If the reviews of my goodreads friends are any indication, it’s typical to begin reviews of Harris’s works with these sorts of apologies. That’s because we all know these books are essentially fluffy wish fulfillment—and Dead to the World seems particularly, self-evidently so. It’s the plot thread under current rotation on True Blood, the tightened-up, television adaptation of Harris’s work, where sexy Viking Eric Northman is cursed by witches to lose his memory, holes up in psychic waitress Sookie Stackhouse’s ancestral abode, and schtups her.
But I don’t really feel like making any apologies for reading this, even if I can’t deny the bubblegum nature of the book, either. Why, wish fulfillment novels aimed at men—dirty little screeds like JP Donleavy’s The Ginger Man are seen as real literature, no matter how many inappropriately-exposed phalluses they contain. So I think that there’s no reason why Dead to the World shouldn’t be evaluated on its own merits, either.

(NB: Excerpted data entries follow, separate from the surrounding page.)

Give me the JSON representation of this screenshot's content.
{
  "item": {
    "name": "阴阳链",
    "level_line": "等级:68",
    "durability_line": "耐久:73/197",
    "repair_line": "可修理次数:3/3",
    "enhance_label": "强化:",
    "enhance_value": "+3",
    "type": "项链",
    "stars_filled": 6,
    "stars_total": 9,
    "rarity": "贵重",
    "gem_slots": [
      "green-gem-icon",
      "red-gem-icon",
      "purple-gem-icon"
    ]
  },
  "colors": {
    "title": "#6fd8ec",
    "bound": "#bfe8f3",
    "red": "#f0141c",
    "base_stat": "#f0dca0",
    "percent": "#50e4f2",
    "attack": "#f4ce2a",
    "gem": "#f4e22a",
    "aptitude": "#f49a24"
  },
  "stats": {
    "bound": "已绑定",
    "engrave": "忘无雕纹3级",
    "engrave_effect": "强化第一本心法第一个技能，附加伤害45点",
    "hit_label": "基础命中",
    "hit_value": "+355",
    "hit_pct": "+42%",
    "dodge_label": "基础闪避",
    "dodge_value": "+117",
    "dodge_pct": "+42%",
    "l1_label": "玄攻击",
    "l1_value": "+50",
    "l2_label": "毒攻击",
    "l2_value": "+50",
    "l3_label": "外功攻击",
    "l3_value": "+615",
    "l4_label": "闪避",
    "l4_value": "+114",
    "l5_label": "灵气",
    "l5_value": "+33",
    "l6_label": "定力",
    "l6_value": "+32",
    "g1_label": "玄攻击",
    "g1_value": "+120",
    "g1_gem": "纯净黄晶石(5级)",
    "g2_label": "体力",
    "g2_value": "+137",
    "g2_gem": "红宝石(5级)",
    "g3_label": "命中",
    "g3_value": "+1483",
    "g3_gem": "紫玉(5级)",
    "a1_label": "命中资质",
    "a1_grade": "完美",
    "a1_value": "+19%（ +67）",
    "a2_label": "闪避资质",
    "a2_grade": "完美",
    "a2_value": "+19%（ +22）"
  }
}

And Harris really nails women’s wish fulfillment. Sookie’s plight—chronically and fundamentally alone, despite her many romantic prospects—renders her a truly sympathetic character. While her actions are sometimes a bit ridiculous when we see them played out on TV, Harris’s strong, first-person narration renders her, instead, empathetic. She’s really a lower-class everywoman; bright, but not brilliant. Her anxieties over money, over the gossipy nature of her small town, over her irascible brother are really needed to understand her sometimes inscrutable romantic behavior. Though Sookie’s been treated as a pariah because of her psychic abilities in her town of Bon Temps, she’s really just looking for the prince charming she was promised as a girl—someone who will step in and take care of her. And, in light of her rather deep and unrelenting solitude, well-reflected in her colloquial, vividly-voiced narration, it’s difficult to fault her in this.
As you might suspect in a book that, just beneath the surface, under a slightly jumbled plot filled with supernatural creatures, is really about solitude, it’s in the scenes were Sookie connects with Eric that the story has the most resonance. Sure, it’s lightly porny wish-fulfillment (Sookie refers to her own anatomy as a “nub”), but it’s also very affecting, as Eric and Sookie find one another despite the significant losses they’ve faced. The rather human scenes at the novel’s conclusion, featuring Sookie and brother Jason, are also fairly strong—the emotional connection between Sookie and these male characters is certainly deep.
Less effective are Sookie’s romantic flirtations with Alcide and bartender Sam, and her hollow reunion with ex-boyfriend vamp Bill Compton. The way the menfolk of Bon Temps are all drawn to Sookie was a little eye roll-worthy even by romance novel standards, and the treatment of romantic rival Debbie Van Pelt felt shrill and ill-justified even in light of attempts on Sookie’s life.
And the larger plot surrounding Sookie’s story with Eric was just a touch too epic for my tastes, featuring weres and witches and panthers and a cast of characters which would easily rival any high fantasy in sheer numbers. There’s a two-pronged mystery at the heart of Harris’s plot—Eric’s memory loss, and the disappearance of Jason Stackhouse—but I didn’t find either prong particularly compelling.
I suspect this is because Harris was really stretching her storytelling abilities here. She’s nowhere more successful than when her story is small—intimate. In scenes were the conversation (or the, ahem, action) is limited to two participants, it was an enormously successful book—believable, despite the fact that one of the characters in question is an ancient Viking vampire.
One comment
I like Harris and the books and the absolute filth of True Blood. This was probably one of my favorite books in the series, despite the constant "lover" moniker Eric's given to Sookie. Yuck! But I know this is escapism fiction and I really don't see a problem with that. Great review, hon.